Dive Brief:
- Twitter now offers marketers native mobile app install ads via its Twitter Audience Platform (TAP), according to a company blog post on Thursday.
- The announcement highlights MoPub research that found native ads have 220% CTR, with 58% of U.S. millennials preferring the format. Twitter’s own beta tests found a 56% increase in clickthrough install conversions for native ads over static banner and interstitial ad formats.
- According to Twitter, native ads served via TAP will reach an audience of more than 800 million.
Dive Insight:
Twitter renewing focus on app install ads isn’t surprising given recent comScore reports that mobile users spend about half their time in apps when using digital devices. Making the new install ads native is similarly savvy considering studies done by MoPub and others. Native ads are designed to enhance the mobile user experience by being less intrusive than pop-up ads.

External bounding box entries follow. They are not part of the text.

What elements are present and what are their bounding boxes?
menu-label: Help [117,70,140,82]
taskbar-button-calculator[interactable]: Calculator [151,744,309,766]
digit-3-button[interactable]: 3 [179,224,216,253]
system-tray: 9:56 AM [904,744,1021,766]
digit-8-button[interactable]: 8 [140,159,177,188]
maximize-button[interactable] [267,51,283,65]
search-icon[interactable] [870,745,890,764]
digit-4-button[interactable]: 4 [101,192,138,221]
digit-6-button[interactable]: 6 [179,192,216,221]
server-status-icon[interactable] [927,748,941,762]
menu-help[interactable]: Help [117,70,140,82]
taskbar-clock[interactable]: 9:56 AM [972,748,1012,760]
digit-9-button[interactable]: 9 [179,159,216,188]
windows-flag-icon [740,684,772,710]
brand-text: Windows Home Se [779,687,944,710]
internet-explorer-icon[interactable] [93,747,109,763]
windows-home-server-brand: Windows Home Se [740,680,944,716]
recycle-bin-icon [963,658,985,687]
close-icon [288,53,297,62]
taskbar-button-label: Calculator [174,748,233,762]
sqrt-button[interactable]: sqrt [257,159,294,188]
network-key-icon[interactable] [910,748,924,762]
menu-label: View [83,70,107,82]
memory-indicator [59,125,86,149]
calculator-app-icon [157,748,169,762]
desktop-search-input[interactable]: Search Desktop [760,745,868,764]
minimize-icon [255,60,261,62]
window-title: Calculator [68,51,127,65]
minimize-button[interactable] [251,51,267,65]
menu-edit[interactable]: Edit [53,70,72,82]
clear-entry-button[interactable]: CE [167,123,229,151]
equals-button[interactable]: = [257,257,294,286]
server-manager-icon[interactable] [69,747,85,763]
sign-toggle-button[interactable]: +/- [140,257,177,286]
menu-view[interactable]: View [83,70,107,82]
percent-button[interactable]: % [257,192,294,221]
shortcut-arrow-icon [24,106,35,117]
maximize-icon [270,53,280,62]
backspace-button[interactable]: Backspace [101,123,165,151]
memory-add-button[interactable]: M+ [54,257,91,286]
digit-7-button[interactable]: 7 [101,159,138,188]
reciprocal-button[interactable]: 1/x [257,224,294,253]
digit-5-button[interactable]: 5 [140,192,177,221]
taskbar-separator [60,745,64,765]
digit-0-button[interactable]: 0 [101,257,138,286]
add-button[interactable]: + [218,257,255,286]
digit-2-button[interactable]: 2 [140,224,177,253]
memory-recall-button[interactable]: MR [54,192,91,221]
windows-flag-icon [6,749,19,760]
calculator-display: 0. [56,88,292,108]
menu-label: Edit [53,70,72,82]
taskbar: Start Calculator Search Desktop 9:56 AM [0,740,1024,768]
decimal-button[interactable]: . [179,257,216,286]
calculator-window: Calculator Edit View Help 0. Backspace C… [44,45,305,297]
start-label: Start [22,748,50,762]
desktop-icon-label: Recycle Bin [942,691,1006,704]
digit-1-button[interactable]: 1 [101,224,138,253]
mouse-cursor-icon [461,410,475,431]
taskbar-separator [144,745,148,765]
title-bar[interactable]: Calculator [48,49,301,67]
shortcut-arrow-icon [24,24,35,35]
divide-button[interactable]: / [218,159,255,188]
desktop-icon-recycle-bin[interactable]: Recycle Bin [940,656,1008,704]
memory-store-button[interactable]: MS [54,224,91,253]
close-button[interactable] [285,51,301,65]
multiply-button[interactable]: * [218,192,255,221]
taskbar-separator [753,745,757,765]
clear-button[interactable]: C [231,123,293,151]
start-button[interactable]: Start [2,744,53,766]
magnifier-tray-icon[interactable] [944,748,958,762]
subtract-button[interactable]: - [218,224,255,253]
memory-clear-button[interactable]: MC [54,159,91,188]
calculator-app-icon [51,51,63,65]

“In Q2 of 2015, U.S. consumers spent, on average, three hours and 40 minutes per day on their mobile devices and 90% of users’ time on mobile is currently spent in apps," said Sean Galligan, vice president and industry lead for entertainment at Yahoo, in a feature run on this publication's sister site Retail Dive last year. "More brands have built app experiences to connect with these audiences, creating more competition for users’ attention. Mobile app install ads have become the key to getting in front of the right audiences at the right time, and building an audience.”
There are some risks to emphasizing native over more traditional approaches, however: Research has found that native advertising – consisting of ads that are designed to mimic the look and feel of surrounding editorial content on publisher websites – is often not properly labeled, with the Online Trust Alliance finding only 9% of the top 100 publishers properly label native ads as such.
Whether such ethical issues will become a problem for the social media platform is up for debate. But Twitter’s mobile app install ads are expressly tailored to match the look, feel, form and function of the app where they appear, and are automatically formatted for advertisers within TAP simply by checking a “native” box when launching a new mobile app install campaign on the platform.